Uber is early to say it, not alone in facing it. The tension between escalating AI spend and hard-to-pin-down returns runs through the entire sector right now. The largest infrastructure buyers are spending at a scale that, by some measures, now rivals or exceeds what they return to shareholders, and the public debate has shifted from whether AI is useful to whether the spending is proportional to the benefit.

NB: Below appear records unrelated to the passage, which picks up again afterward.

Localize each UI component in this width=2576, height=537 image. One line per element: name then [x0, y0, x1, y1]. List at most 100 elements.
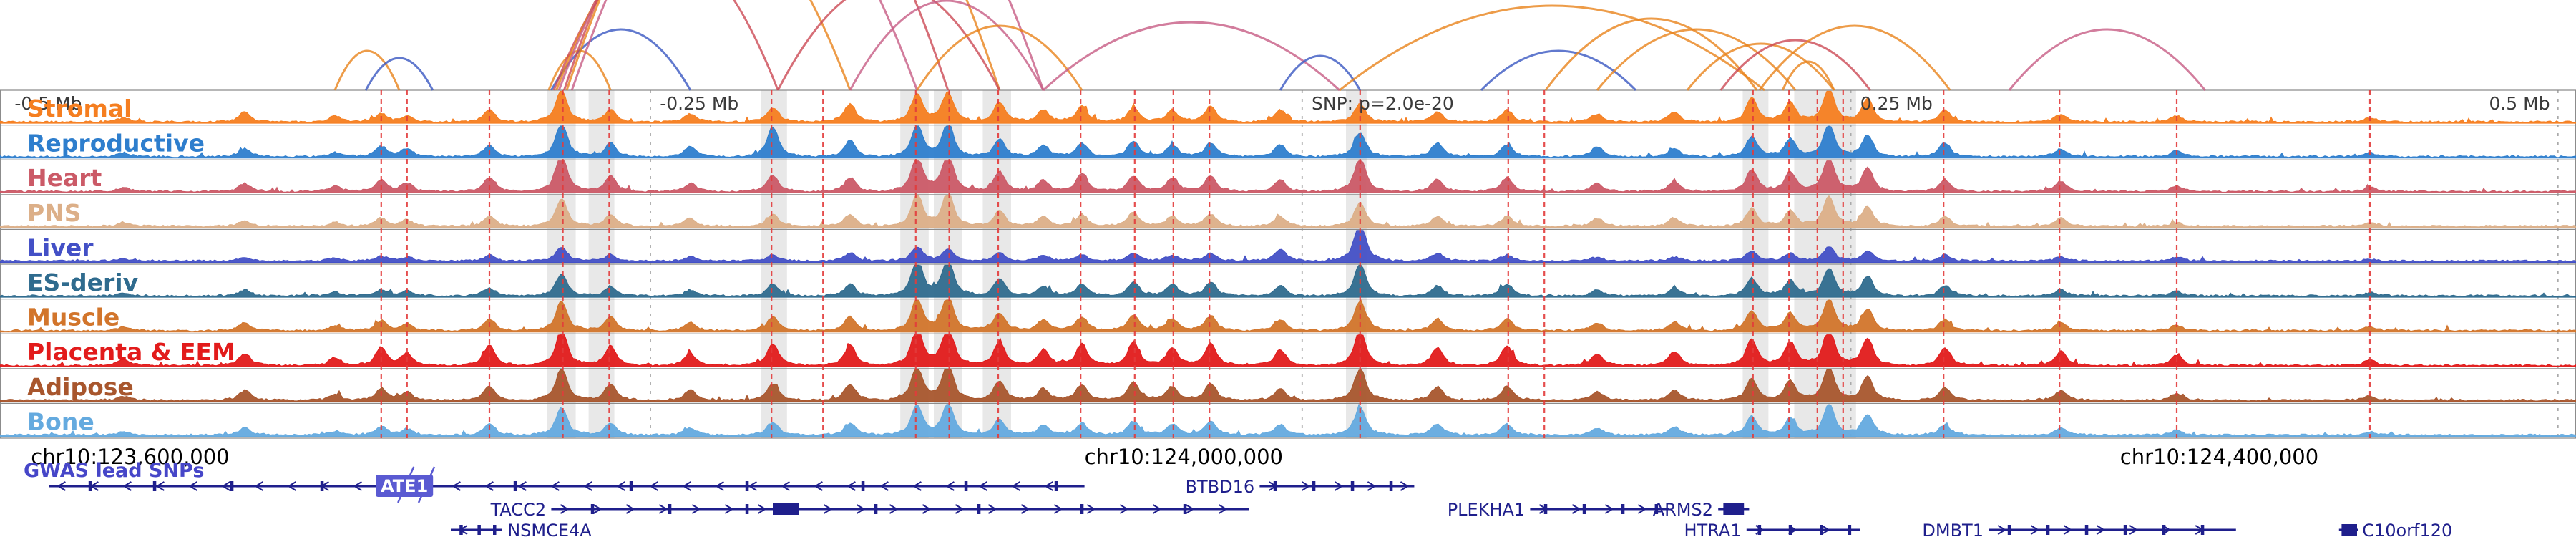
gene-exon [668, 504, 672, 514]
signal-area-es-deriv[interactable] [0, 264, 2576, 298]
gene-strand-chevron [1086, 504, 1096, 514]
interaction-arc[interactable] [557, 0, 919, 91]
track-label-liver[interactable]: Liver [27, 233, 94, 261]
gene-exon [2084, 525, 2089, 535]
gene-exon [1350, 481, 1355, 491]
track-label-bone[interactable]: Bone [27, 407, 94, 435]
gene-label-HTRA1[interactable]: HTRA1 [1684, 521, 1741, 537]
interaction-arc[interactable] [2008, 28, 2206, 91]
gene-strand-chevron [748, 481, 757, 491]
gene-exon [1820, 525, 1823, 535]
interaction-arc[interactable] [364, 57, 434, 91]
interaction-arc[interactable] [333, 49, 401, 91]
interaction-arc[interactable] [916, 24, 1083, 91]
gene-strand-chevron [889, 504, 899, 514]
track-label-stromal[interactable]: Stromal [27, 95, 132, 122]
gene-strand-chevron [649, 481, 658, 491]
signal-area-placenta-eem[interactable] [0, 334, 2576, 367]
interaction-arc[interactable] [565, 0, 1001, 91]
gene-label-ATE1[interactable]: ATE1 [381, 476, 428, 496]
gene-exon [1582, 504, 1586, 514]
gene-exon [459, 525, 463, 535]
gene-label-C10orf120[interactable]: C10orf120 [2362, 521, 2452, 537]
gene-label-box-ATE1[interactable] [376, 475, 434, 497]
gene-strand-chevron [287, 481, 296, 491]
gene-strand-chevron [1821, 525, 1830, 535]
interaction-arc[interactable] [562, 0, 950, 91]
gene-strand-chevron [1119, 504, 1129, 514]
gene-label-PLEKHA1[interactable]: PLEKHA1 [1448, 500, 1525, 520]
signal-area-reproductive[interactable] [0, 125, 2576, 159]
track-label-pns[interactable]: PNS [27, 199, 82, 227]
signal-area-liver[interactable] [0, 230, 2576, 263]
gene-strand-chevron [879, 481, 889, 491]
gene-exon [1080, 504, 1084, 514]
gene-strand-chevron [1367, 481, 1377, 491]
track-label-es-deriv[interactable]: ES-deriv [27, 268, 139, 296]
interaction-arc[interactable] [1279, 54, 1362, 91]
gene-exon [964, 481, 968, 491]
gene-strand-chevron [1053, 504, 1063, 514]
gene-exon [88, 481, 92, 491]
coord-label: chr10:123,600,000 [31, 445, 229, 469]
gene-strand-chevron [560, 504, 570, 514]
gene-exon [2123, 525, 2127, 535]
gene-strand-chevron [691, 504, 701, 514]
gene-strand-chevron [912, 481, 922, 491]
gene-exon [2200, 525, 2205, 535]
gene-label-DMBT1[interactable]: DMBT1 [1922, 521, 1984, 537]
interaction-arc[interactable] [776, 0, 1001, 91]
gene-exon-block [1723, 503, 1745, 515]
track-label-reproductive[interactable]: Reproductive [27, 130, 205, 158]
gene-strand-chevron [583, 481, 592, 491]
signal-area-heart[interactable] [0, 160, 2576, 193]
interaction-arc[interactable] [1758, 24, 1951, 91]
gene-exon [745, 481, 749, 491]
gene-strand-chevron [978, 481, 987, 491]
interaction-arc[interactable] [1686, 42, 1835, 91]
interaction-arc[interactable] [1781, 60, 1835, 91]
gene-exon [1654, 504, 1659, 514]
gene-label-BTBD16[interactable]: BTBD16 [1186, 477, 1255, 497]
gene-exon-block [2341, 524, 2357, 536]
interaction-arc[interactable] [1544, 17, 1758, 91]
track-label-heart[interactable]: Heart [27, 164, 102, 192]
gene-exon [230, 481, 234, 491]
interaction-arc[interactable] [849, 0, 1045, 91]
gene-strand-chevron [517, 481, 527, 491]
signal-area-muscle[interactable] [0, 299, 2576, 333]
track-label-adipose[interactable]: Adipose [27, 373, 134, 401]
gene-strand-chevron [221, 481, 230, 491]
gene-strand-chevron [2030, 525, 2040, 535]
gene-strand-chevron [254, 481, 263, 491]
gene-exon [861, 481, 865, 491]
gene-strand-chevron [823, 504, 833, 514]
signal-area-adipose[interactable] [0, 369, 2576, 402]
mb-label: -0.5 Mb [14, 93, 82, 114]
signal-area-stromal[interactable] [0, 90, 2576, 124]
interaction-arc[interactable] [1480, 49, 1637, 92]
gene-strand-chevron [757, 504, 767, 514]
interaction-arc[interactable] [1339, 4, 1765, 92]
gene-exon [477, 525, 481, 535]
signal-area-bone[interactable] [0, 403, 2576, 437]
gene-exon-block [773, 503, 799, 515]
interaction-arc[interactable] [550, 28, 692, 91]
gene-strand-chevron [1637, 504, 1647, 514]
interaction-arc[interactable] [1596, 28, 1797, 91]
interaction-arc[interactable] [1042, 21, 1341, 92]
gene-label-NSMCE4A[interactable]: NSMCE4A [507, 521, 592, 537]
interaction-arc[interactable] [1719, 39, 1871, 91]
gene-strand-chevron [2129, 525, 2139, 535]
gene-exon [745, 504, 749, 514]
gene-strand-chevron [987, 504, 997, 514]
signal-area-pns[interactable] [0, 195, 2576, 228]
gene-exon [629, 481, 633, 491]
gene-label-ARMS2[interactable]: ARMS2 [1653, 500, 1713, 520]
gene-label-TACC2[interactable]: TACC2 [490, 500, 547, 520]
track-label-placenta-eem[interactable]: Placenta & EEM [27, 338, 235, 366]
gene-strand-chevron [1011, 481, 1020, 491]
track-label-muscle[interactable]: Muscle [27, 304, 119, 332]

Some executives frame the spend as a deliberate bet on future demand. Others, increasingly, are admitting the returns are harder to locate than the costs.

What makes Uber's case clarifying is that it is not an infrastructure buyer rationalizing capex. It is a consumer of AI coding tools, looking at its own bill, and reporting from the trenches that the heaviest usage is not buying proportional features. That is a different and more credible signal than a vendor or hyperscaler talking its book. It is also a preview of a conversation that every organization scaling AI tooling will have, the moment the budget catches up with the enthusiasm. The agent-to-agent commerce we covered in When Software Buys Software only intensifies this, because autonomous systems that spend on each other's services make consumption even easier to grow and even harder to tie to value.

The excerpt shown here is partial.